SELECT FILTER(transactioninfo.statements,
         statements -> statements.statement LIKE 'INSERT%')
FROM "qldb-json-db"."glue_job_output"

The results show all queries that contained ‘INSERT%’ but the data in the column is not in an easily readable format.

Let’s perform a similar query that returns a much more usable query result. Take a note that UNNEST is used instead of FILTER. This will allow the array to be presented in multiple rows, compared to a single row like the query above.

SELECT unnest_statements.starttime,
         unnest_statements.statement
FROM "qldb-json-db"."glue_job_output", UNNEST(transactioninfo.statements) AS t(unnest_statements)
WHERE unnest_statements.starttime > to_iso8601(current_timestamp - interval '7' day)
        AND unnest_statements.statement LIKE 'INSERT%'

The results are in a much more readable format.

Query raw data

In this next query, we’ll create a view in Athena that will represent a QLDB ledger table. Let’s use VehicleRegistration from the QLDB tutorial.

The query below will pull the data from the export and create a VIEW in Athena. This will allow for analysis on a table structure similar to a QLDB table.

Run the command.

CREATE VIEW VehicleRegistration AS
SELECT DISTINCT listed_revisions.data.vin,
        listed_revisions.data.licenseplatenumber,
        listed_revisions.data.state,
         listed_revisions.data.city,
         listed_revisions.data.pendingpenaltyticketamount,
         listed_revisions.data.validfromdate,
         listed_revisions.data.validtodate,
         listed_revisions.data.owners,
         listed_revisions.metadata.version
FROM "qldb-json-db"."glue_job_output"
CROSS JOIN UNNEST(revisions) AS t(listed_revisions)
WHERE listed_revisions.data.owners IS NOT NULL

You will now see a new view named “vehicleregistration” under “Views” in the object browser on the left.

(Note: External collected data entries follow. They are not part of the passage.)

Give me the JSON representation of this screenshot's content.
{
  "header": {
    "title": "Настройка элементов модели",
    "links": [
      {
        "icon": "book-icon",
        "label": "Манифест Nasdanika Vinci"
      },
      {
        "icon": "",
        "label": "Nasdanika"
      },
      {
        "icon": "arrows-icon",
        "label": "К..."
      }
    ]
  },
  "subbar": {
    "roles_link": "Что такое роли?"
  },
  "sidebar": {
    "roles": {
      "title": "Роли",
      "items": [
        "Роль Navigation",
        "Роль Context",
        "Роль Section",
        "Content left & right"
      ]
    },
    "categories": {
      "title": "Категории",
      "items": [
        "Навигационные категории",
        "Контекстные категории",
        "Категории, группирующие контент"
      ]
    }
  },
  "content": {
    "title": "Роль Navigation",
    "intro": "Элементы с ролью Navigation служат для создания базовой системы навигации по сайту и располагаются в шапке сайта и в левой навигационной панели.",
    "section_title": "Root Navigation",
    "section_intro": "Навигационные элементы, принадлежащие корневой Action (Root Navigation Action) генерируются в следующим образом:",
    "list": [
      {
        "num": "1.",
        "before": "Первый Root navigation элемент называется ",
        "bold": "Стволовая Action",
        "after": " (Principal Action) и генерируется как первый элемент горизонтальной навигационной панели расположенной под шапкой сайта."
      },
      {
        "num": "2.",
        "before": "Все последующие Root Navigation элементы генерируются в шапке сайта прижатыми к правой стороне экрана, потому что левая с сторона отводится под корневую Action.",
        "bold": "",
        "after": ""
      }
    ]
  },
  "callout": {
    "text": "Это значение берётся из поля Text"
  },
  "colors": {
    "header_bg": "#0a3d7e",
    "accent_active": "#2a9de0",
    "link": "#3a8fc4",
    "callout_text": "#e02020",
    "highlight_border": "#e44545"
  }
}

Run the below query to inspect the new VIEW.

SELECT *
FROM "qldb-json-db"."vehicleregistration";

Notice that the results are similar to the QLDB table. However, this view will have multiple revisions of each record if you’ve made updates.

Run the below query to see how many record versions there are per VIN.

SELECT vin,
         ARRAY_JOIN(ARRAY_AGG(version),
         ',') version
FROM "qldb-json-db"."vehicleregistration"
GROUP BY  vin;

Query on non-indexed fields

For this query, let’s query the data on a field that is not indexed in the QLDB table. Let’s see the primary person ID for all vehicles registered in Kent WA.

SELECT owners.primaryowner.personid
FROM "qldb-json-db"."vehicleregistration"
WHERE city = 'Kent' AND
state = 'WA'

Now we have our ID and can further the investigation.